Dengan contoh dialog tersebut, saya bermaksud untuk menjelaskan bahwa “Api Islam” yang menjadi semangat konstan dari agama ini adalah kesetaraan ummat manusia dan tatanan bebas dominasi. Seperti tertuang lebih dari 50 ayat tentang relasi keadilan dalam hubungan ummat manusia dalam Islam. Sementara terkait dengan kontekstualitas zaman waktu itu maka belum dihapuskannya institusi perbudakan adalah terkait dengan keterbatasan kondisi ruang dan waktu. Namun demikian bukan berarti Islam abai terhadap persoalan ini, secara perlahan-lahan relasi Tuan dan Budak dimanusiawikan dan mulai diperkenalkan hak-hak dari budak (Risalatul Huquq; Imam Ali Zainal Abidin r.a), lalu pembebasan dari belenggu perbudakan lebih diutamakan dalam Islam. Dengan memegang ruh Api Islam yaitu kesetaraan, keadilan dan anti-dominasi di antara ummat manusia maka sebuah teologi progresif Islam membangun metodologi tentang bagaimana konstruksi politik dibangun, landasan hukum difikirkan dan aktivitas ekonomi dijalankan dalam kondisi terkini.
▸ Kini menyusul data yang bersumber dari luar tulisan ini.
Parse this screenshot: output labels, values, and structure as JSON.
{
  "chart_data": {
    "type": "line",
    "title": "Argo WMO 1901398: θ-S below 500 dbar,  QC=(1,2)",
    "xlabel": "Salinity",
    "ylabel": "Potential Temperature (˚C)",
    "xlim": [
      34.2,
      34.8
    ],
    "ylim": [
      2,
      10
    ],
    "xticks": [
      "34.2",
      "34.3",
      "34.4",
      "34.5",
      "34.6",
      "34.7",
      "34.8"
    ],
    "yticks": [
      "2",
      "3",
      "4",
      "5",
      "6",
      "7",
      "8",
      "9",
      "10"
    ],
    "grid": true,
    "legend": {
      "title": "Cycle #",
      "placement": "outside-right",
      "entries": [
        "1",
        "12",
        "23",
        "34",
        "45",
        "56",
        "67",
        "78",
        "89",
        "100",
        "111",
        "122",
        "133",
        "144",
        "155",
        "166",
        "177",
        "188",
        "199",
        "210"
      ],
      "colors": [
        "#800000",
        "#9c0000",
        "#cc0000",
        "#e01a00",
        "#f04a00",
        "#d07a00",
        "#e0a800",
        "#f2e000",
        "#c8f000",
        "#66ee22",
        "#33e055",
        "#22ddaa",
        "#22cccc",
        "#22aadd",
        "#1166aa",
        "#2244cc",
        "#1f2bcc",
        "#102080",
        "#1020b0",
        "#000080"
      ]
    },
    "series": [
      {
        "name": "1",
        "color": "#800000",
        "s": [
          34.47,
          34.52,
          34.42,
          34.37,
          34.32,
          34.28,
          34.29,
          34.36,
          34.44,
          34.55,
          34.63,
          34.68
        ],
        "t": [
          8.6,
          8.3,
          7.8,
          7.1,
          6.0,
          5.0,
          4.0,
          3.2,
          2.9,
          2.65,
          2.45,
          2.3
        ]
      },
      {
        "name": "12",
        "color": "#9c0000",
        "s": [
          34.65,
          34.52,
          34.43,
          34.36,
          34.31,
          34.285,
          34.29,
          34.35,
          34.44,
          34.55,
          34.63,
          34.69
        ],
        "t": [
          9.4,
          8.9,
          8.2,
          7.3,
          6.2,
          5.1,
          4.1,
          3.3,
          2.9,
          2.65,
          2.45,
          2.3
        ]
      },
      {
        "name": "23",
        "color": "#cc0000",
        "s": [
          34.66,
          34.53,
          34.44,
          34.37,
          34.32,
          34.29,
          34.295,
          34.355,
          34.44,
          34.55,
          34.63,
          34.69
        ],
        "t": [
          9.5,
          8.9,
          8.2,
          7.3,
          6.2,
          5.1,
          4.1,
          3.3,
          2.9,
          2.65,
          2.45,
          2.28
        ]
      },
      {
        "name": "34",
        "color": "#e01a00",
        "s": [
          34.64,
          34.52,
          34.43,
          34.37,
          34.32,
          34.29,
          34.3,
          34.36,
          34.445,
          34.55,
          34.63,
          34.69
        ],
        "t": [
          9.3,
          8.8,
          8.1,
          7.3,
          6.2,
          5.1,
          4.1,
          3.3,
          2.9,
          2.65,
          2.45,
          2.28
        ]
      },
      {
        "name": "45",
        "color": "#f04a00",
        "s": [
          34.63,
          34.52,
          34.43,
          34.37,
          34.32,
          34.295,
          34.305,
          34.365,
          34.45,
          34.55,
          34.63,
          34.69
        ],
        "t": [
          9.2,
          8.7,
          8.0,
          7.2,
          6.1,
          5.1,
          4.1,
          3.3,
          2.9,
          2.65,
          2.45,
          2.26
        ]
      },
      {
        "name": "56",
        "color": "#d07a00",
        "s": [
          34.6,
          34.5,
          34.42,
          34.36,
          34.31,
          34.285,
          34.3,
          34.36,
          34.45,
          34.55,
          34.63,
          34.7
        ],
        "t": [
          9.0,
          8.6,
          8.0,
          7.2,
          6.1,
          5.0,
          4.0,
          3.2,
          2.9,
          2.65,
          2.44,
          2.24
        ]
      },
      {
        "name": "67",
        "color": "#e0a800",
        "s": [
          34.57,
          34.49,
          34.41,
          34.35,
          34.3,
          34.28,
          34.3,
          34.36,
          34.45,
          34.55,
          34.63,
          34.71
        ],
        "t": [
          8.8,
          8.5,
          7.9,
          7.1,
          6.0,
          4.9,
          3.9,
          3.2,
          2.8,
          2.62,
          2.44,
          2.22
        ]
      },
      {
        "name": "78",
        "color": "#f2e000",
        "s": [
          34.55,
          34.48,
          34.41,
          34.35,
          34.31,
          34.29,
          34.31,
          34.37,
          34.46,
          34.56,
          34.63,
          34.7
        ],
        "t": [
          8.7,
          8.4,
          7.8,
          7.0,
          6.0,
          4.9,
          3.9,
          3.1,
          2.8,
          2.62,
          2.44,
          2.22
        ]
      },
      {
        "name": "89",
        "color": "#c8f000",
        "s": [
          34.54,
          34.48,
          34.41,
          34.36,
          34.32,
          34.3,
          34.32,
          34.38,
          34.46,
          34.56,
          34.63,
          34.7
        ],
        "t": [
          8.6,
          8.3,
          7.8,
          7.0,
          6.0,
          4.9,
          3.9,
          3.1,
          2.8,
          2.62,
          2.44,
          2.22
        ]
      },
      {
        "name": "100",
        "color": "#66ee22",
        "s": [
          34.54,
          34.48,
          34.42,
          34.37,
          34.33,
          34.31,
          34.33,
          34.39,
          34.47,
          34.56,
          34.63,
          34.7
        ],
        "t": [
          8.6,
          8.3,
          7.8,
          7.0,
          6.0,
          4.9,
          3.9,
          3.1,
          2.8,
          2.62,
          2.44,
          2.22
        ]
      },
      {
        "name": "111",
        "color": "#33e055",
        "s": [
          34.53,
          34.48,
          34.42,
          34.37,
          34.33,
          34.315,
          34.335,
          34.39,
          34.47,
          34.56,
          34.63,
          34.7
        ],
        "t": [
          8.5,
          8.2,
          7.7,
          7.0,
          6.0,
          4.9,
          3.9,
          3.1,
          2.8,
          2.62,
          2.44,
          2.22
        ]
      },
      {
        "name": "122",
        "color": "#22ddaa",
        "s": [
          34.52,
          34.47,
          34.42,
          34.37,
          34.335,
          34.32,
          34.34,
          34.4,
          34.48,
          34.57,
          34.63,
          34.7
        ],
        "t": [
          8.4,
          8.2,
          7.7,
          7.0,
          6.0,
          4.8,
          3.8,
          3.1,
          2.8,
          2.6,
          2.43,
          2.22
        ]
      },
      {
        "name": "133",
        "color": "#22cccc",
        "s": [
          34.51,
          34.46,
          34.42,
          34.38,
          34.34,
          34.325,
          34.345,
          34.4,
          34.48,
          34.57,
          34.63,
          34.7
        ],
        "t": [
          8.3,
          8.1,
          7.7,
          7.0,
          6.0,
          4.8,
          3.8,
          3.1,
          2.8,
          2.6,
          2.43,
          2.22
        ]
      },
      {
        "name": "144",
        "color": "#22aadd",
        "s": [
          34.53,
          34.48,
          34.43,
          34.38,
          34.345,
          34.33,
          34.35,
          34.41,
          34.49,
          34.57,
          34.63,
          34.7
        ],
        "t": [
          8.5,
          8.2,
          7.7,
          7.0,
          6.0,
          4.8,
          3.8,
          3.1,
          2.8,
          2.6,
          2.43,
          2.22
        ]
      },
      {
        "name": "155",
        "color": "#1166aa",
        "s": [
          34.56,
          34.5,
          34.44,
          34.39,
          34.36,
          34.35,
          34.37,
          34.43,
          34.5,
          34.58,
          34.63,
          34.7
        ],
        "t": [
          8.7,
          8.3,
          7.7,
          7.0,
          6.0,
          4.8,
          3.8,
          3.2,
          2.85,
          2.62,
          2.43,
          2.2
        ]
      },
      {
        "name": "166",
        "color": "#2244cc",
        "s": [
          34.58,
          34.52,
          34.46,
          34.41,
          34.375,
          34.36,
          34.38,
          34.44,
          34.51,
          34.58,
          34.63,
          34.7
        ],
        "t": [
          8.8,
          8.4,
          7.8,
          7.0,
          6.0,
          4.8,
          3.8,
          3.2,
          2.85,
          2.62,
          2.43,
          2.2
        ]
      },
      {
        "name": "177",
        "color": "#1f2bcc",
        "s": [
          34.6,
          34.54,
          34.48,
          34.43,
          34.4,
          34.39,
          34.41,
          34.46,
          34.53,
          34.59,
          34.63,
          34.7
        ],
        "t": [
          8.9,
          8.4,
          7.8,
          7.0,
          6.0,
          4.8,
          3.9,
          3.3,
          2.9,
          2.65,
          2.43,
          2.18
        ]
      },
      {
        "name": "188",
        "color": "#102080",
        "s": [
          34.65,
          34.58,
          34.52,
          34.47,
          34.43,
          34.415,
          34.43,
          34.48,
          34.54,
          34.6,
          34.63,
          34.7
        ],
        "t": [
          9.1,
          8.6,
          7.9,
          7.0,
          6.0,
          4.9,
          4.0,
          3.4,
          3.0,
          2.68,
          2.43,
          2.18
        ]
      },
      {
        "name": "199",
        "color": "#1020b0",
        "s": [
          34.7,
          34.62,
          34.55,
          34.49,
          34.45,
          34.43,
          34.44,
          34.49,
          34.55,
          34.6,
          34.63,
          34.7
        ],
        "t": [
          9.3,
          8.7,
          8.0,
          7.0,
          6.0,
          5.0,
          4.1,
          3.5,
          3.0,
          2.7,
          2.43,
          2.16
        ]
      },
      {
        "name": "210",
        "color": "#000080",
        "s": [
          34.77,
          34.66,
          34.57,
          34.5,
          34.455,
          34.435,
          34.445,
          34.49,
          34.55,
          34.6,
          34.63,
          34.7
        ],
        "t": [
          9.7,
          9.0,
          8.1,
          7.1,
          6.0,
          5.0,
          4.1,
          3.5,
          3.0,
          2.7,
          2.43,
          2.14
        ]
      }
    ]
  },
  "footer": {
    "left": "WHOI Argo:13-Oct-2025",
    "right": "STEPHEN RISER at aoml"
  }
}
Berangkat dari penerimaan pluralitas tafsir manusia atas ajaran profetik yang diyakini, maka kita dapat menguraikan lintasan Islam Progresif dan perbedaannya dengan gagasan Islam Liberal bukan dengan mendaraskan pemahamannya secara konseptual, namun pertama-tama dengan menjejakkan pengalaman perjuangan demokrasi dan keadilan di Indonesia untuk menemukan komitmen keberagamaan seperti apakah yang sesuai dengan kondisi politik dan perjuangan ini.

Realitas Demokrasi Indonesia

Runtuhnya rezim Soeharto pada 21 Mei 1998 membuka lembaran baru ekonomi-politik di Indonesia dengan terbangunnya tatanan ekonomi-politik Indonesia di bawah sistem demokrasi elektoral dan sistem ekonomi neoliberalisme. Momen baru pasca otoritarianisme ini tidaklah membuat perjuangan untuk mencapai kesetaraan, kebebasan dan keadilan sosial menjadi lebih mendekat dari cita-cita yang diharapkan. Jatuhnya Soeharto dan proses transisi demokrasi di Indonesia diikuti oleh kembalinya kehidupan kontestasi partai politik yang berjalan bebas, institusionalisasi partai politik dan kelembagaan trias politika, perundang-undangan pemilihan umum, proses desentralisasi dan semakin terintegrasinya Indonesia dalam perekonomian pasar bebas.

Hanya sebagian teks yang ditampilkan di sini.